Watching music

Or: Why listening to music makes me think of art gallery gift shop postcards and running down steep hills

Mr @robertbrook has an email newsletter and he recently shared with us a Michael Nyman Band youtube video, Chasing Sheep is Best Left to Shepherds.

I think Michael Nyman’s stuff for Peter Greenaway’s just brilliant, so resonant and immediate. The first thing I heard of his was the soundtrack to the first Greenaway film I saw, The Cook, the Thief, His Wife & Her Lover (the whole thing’s on youtube!), with Memorial making a big impression. Apparently, “edits of Memorial appear throughout the film, with the entire twelve minute movement accompanying the final scene and end credits”. And then there’s the music from The Belly of an Architect, but that’s Wim Mertens. But anyway, here’s another one of his, Time Lapse, from A Zed & Two Noughts.

Those clips are just wonderful, but they got me thinking. About how I think about listening to classical music without seeing it, without having the benefit of seeing the musicians create this stuff, these sounds, out of thin air. It reminds me of art gallery gift shops and seeing all those fabulous, majestic paintings reduced to little postcard-sized rectangles of card. Actual postcards, really.

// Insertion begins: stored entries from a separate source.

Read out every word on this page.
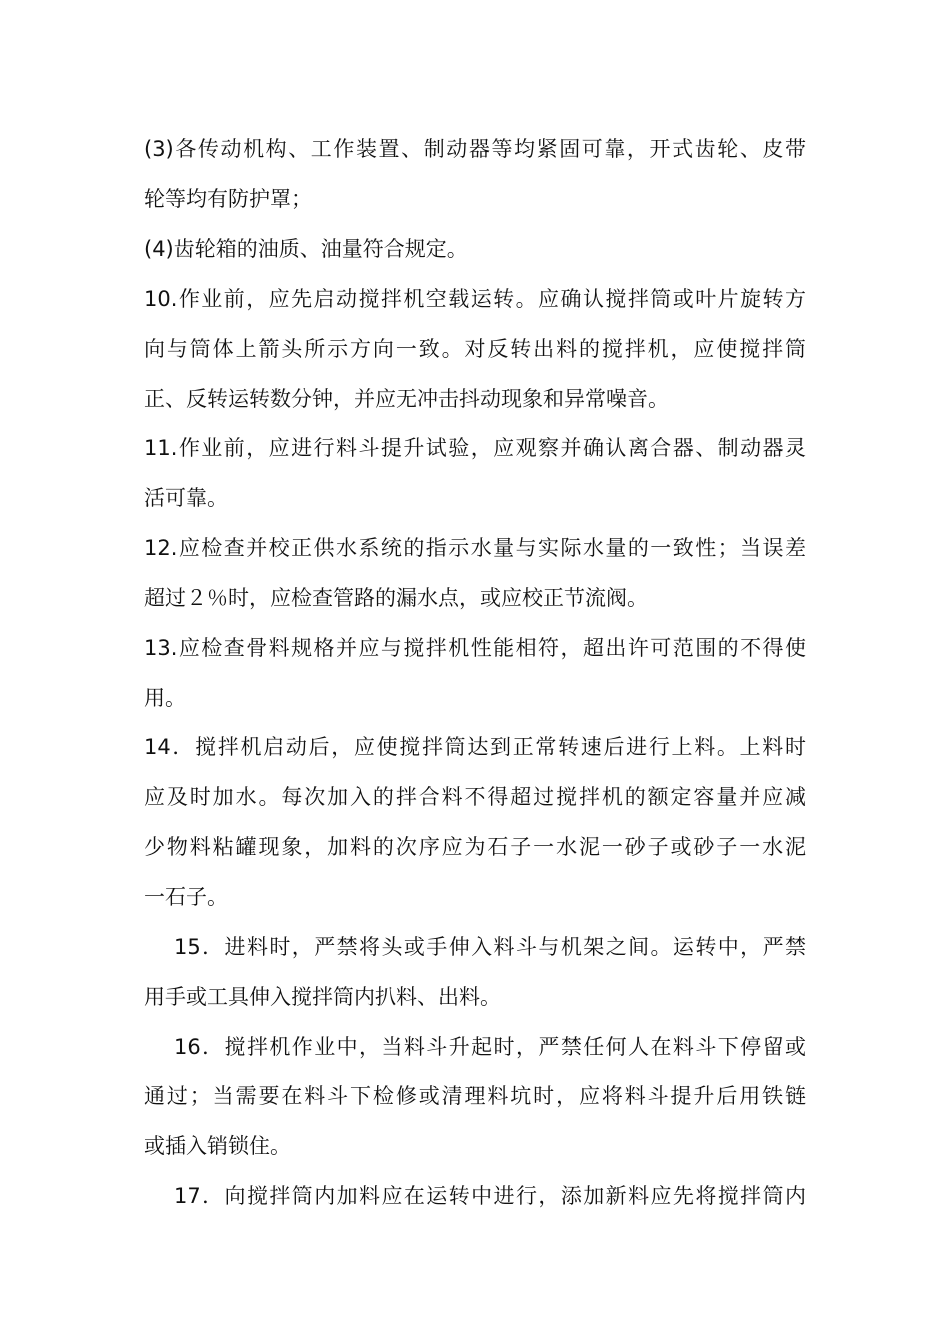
(3)各传动机构、工作装置、制动器等均紧固可靠，开式齿轮、皮带
轮等均有防护罩；
(4)齿轮箱的油质、油量符合规定。
10.作业前，应先启动搅拌机空载运转。应确认搅拌筒或叶片旋转方
向与筒体上箭头所示方向一致。对反转出料的搅拌机，应使搅拌筒
正、反转运转数分钟，并应无冲击抖动现象和异常噪音。
11.作业前，应进行料斗提升试验，应观察并确认离合器、制动器灵
活可靠。
12.应检查并校正供水系统的指示水量与实际水量的一致性；当误差
超过２％时，应检查管路的漏水点，或应校正节流阀。
13.应检查骨料规格并应与搅拌机性能相符，超出许可范围的不得使
用。
14．搅拌机启动后，应使搅拌筒达到正常转速后进行上料。上料时
应及时加水。每次加入的拌合料不得超过搅拌机的额定容量并应减
少物料粘罐现象，加料的次序应为石子一水泥一砂子或砂子一水泥
一石子。
15．进料时，严禁将头或手伸入料斗与机架之间。运转中，严禁
用手或工具伸入搅拌筒内扒料、出料。
16．搅拌机作业中，当料斗升起时，严禁任何人在料斗下停留或
通过；当需要在料斗下检修或清理料坑时，应将料斗提升后用铁链
或插入销锁住。
17．向搅拌筒内加料应在运转中进行，添加新料应先将搅拌筒内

If you see a postcard of a Pollock or a Hockney or something, it’s pretty obvious that you’re not getting the full “picture”. You might be looking at a faithful, full colour reproduction, and it may well serve as a great reminder of the picture you’ve been staring at for about 20 minutes, but a ton of stuff has been lost. Not just in the scale, but in not being aware of the physicality of the painting anymore. You can’t see the brush strokes, you lose that direct link with the artist. (I love looking at brush strokes and pen marks, seeing that the artist was just there, his hand must have been just actually there, the same place, just a different time. Sometimes I even put my hand in the same place, the actual same place in space, relative to the canvas, obviously. I think I may have well have shouted out a little “Ah ha! Gotcha!” when staring at that Pollock and seeing where he had gone back over those strokes to touch them up and improve them. (Random? Not entirely.) Anyway, you don’t get the impact of the original’s presence, or force, with a tiny little postcard.

And I think it’s the same with listening to classical music, especially orchestral. (Well, not just orchestras, it’s exactly the same with things like string quartets. I loved watching the Tippet Quartet thrash out that Piazolla piece, not Libertango but something else. Can’t find it now, but it was that evening they were playing music inspired by Hitchcock and Herrman, including some of these. It was fantastic watching the music bounce from one player to the next, whirling round and back again, quicker than your eyes could follow.) If you’re only listening to it, you’re not fully experiencing it, you’re missing out on all this. If you can’t see all the performers really going for it, busting a gut to get all their notes in, exactly in tune, exactly in time with the conductor and the other players (do you remember as a kid running down steep hills, going so fast you were sure you were going to fall arse over heels, but you couldn’t stop, all you could do was keep going, all of your energy and determination going into just trying to keep up with your legs, taking all of your strength to maintain control whilst your legs independently propel you forward faster than you thought possible, the crash only ever moments away, but you manage to keep in control, keep it together till you get to the end? Speaking as a complete non-musician, I imagine playing Bizet’s L’Arlesienne might feel a little like that. I certainly feel like roaring “Come on, come on, you can do it!” towards the end at them, and jumping up “Yeeaah!” when they finally get to the end, like some desperate football fan at someone who’s just been sprinting up the wing, full pelt, to bang it in the net), if you can’t see all that rush and energy, you’re missing out on loads of stuff. You’re only seeing half the picture.

Author: Terry Madeley

Works with student data and enjoys reading about art, data, education and technology.